Our second question should be about human security. Countries are only stable when people can live safely, work, send their children to school, and count on the police for protection. Regimes that guarantee those freedoms deserve sympathy.

Finally, we should measure governments according to what they do for ordinary citizens. If they preside over improving health care, economic growth, and widening access to education, they are praiseworthy.

In our fantasies, democratic governments do all these things better. We presume that Western-style democracy is best suited to all nations at every stage of their development. Recent history suggests otherwise.


Afghan National Army soldiers keep watch at a checkpoint on the outskirts of Kabul on Aug. 6.
Afghan National Army soldiers keep watch at a checkpoint on the outskirts of Kabul on Aug. 6.AFP/Getty Images

South Korea and Taiwan skyrocketed to economic power under dictatorial regimes and only later evolved to democracy. Singapore has thrived for half a century under authoritarian one-family rule. The country with the most impressive growth rate in Africa over the last decade, Rwanda, hardly qualifies as democratic by Westminster standards. Dictatorship has brought Kazakhstan safe streets, a sharp reduction in poverty, and women’s rights. China’s one-party regime has pulled more people out of poverty in a shorter time than any government in human history.

Compare this record with that of democracies the United States has sought to implant. After toppling the governments of Afghanistan, Iraq, and Libya, we pushed our friends in those countries to establish regimes that were above all democratic. Those countries are now engulfed in terror and violence.

We should broaden the criteria we use in deciding what kind of leaders the world needs. It is fine to encourage those who seem most likely to be “democratic” as we define that term. But we should also ask: Who in this country can establish control, provide security, and improve lives?

When governments do not rule their territory and cannot guarantee the security of daily life, normal politics is irrelevant or impossible. That is evident today not just in Iraq, Syria, Afghanistan, and Libya, but in countries from the Central African Republic to Honduras.
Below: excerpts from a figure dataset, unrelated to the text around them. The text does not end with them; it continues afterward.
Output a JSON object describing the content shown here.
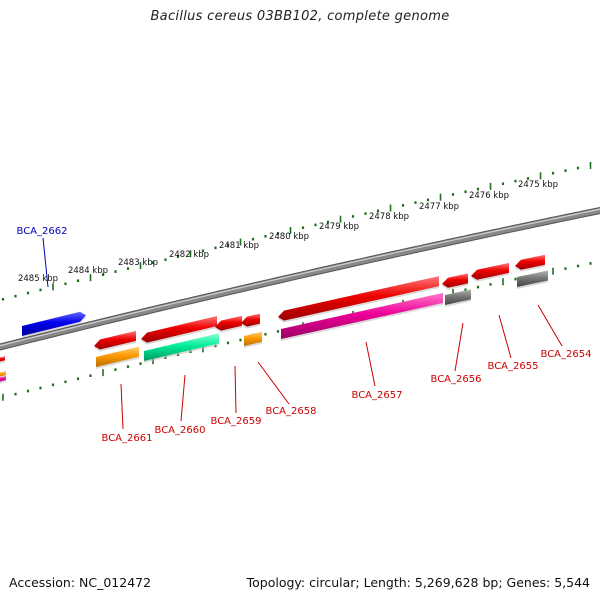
{
  "title": "Bacillus cereus 03BB102, complete genome",
  "footer": {
    "accession": "Accession: NC_012472",
    "summary": "Topology: circular; Length: 5,269,628 bp; Genes: 5,544"
  },
  "colors": {
    "backbone": "#888888",
    "tick": "#1e6e1e",
    "label_red": "#cc0000",
    "label_blue": "#0000bb",
    "feature_red": "#ee0000",
    "feature_blue": "#0000ee",
    "feature_orange": "#ff9900",
    "feature_green": "#00ee99",
    "feature_magenta": "#ee0099",
    "feature_gray": "#777777"
  },
  "kbp_labels": [
    "2485 kbp",
    "2484 kbp",
    "2483 kbp",
    "2482 kbp",
    "2481 kbp",
    "2480 kbp",
    "2479 kbp",
    "2478 kbp",
    "2477 kbp",
    "2476 kbp",
    "2475 kbp"
  ],
  "gene_labels": [
    "BCA_2662",
    "BCA_2661",
    "BCA_2660",
    "BCA_2659",
    "BCA_2658",
    "BCA_2657",
    "BCA_2656",
    "BCA_2655",
    "BCA_2654"
  ]
}
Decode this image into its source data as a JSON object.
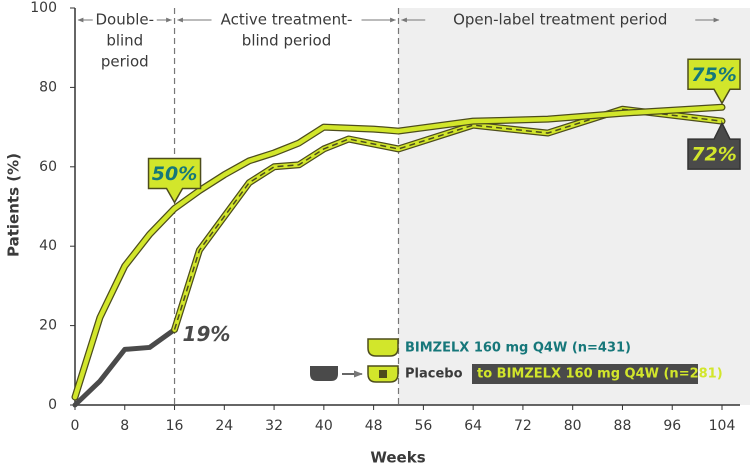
{
  "chart_data": {
    "type": "line",
    "xlabel": "Weeks",
    "ylabel": "Patients (%)",
    "xlim": [
      0,
      104
    ],
    "xticks": [
      0,
      8,
      16,
      24,
      32,
      40,
      48,
      56,
      64,
      72,
      80,
      88,
      96,
      104
    ],
    "ylim": [
      0,
      100
    ],
    "yticks": [
      0,
      20,
      40,
      60,
      80,
      100
    ],
    "period_boundaries": [
      16,
      52
    ],
    "shaded_from": 52,
    "periods": [
      {
        "from": 0,
        "to": 16,
        "label_lines": [
          "Double-",
          "blind",
          "period"
        ]
      },
      {
        "from": 16,
        "to": 52,
        "label_lines": [
          "Active treatment-",
          "blind period"
        ]
      },
      {
        "from": 52,
        "to": 104,
        "label_lines": [
          "Open-label treatment period"
        ]
      }
    ],
    "series": [
      {
        "name": "BIMZELX 160 mg Q4W (n=431)",
        "color": "#d2e62b",
        "style": "solid",
        "x": [
          0,
          4,
          8,
          12,
          16,
          20,
          24,
          28,
          32,
          36,
          40,
          48,
          52,
          64,
          76,
          88,
          104
        ],
        "values": [
          2,
          22,
          35,
          43,
          49.5,
          54,
          58,
          61.5,
          63.5,
          66,
          70,
          69.5,
          69,
          71.5,
          72,
          73.5,
          75
        ]
      },
      {
        "name": "Placebo",
        "color": "#4a4a4a",
        "style": "solid",
        "x": [
          0,
          4,
          8,
          12,
          16
        ],
        "values": [
          0,
          6,
          14,
          14.5,
          19
        ]
      },
      {
        "name": "to BIMZELX 160 mg Q4W (n=281)",
        "color": "#d2e62b",
        "style": "dashed",
        "x": [
          16,
          20,
          28,
          32,
          36,
          40,
          44,
          52,
          64,
          76,
          88,
          104
        ],
        "values": [
          19,
          39,
          56,
          60,
          60.5,
          64.5,
          67,
          64.5,
          70.5,
          68.5,
          74.5,
          71.5
        ]
      }
    ],
    "callouts": [
      {
        "x": 16,
        "value": 50,
        "label": "50%",
        "style": "light"
      },
      {
        "x": 16,
        "value": 19,
        "label": "19%",
        "style": "plain"
      },
      {
        "x": 104,
        "value": 75,
        "label": "75%",
        "style": "light"
      },
      {
        "x": 104,
        "value": 72,
        "label": "72%",
        "style": "dark"
      }
    ]
  }
}
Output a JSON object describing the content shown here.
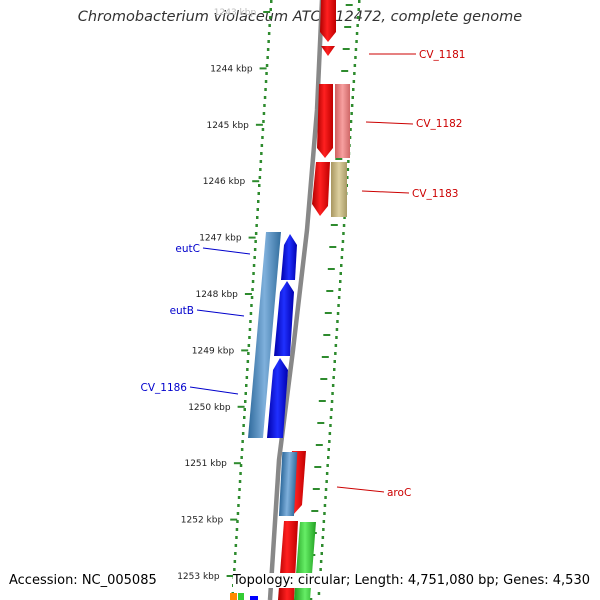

Sociologists use a concept called “hierarchy of needs.” It tells us that although individuals want and need many things, they value some more than others. Living in a developed society, it is sometimes difficult to imagine the hierarchy we ourselves would probably embrace under other circumstances: First, I need to be safe; second, I need to eat, drink clean water, and live decently; later, once these physical needs are taken care of, I will think about my individual rights.


Americans understand the glorious potential of democracy. When conditions are right, it brings great blessing. But conditions are not always right. America’s campaign to promote democracy, often waged with military force, has had the opposite of its desired effect. The real way to promote democracy is to give people stability, safety, and decent lives. Politics thrives in that fertile soil.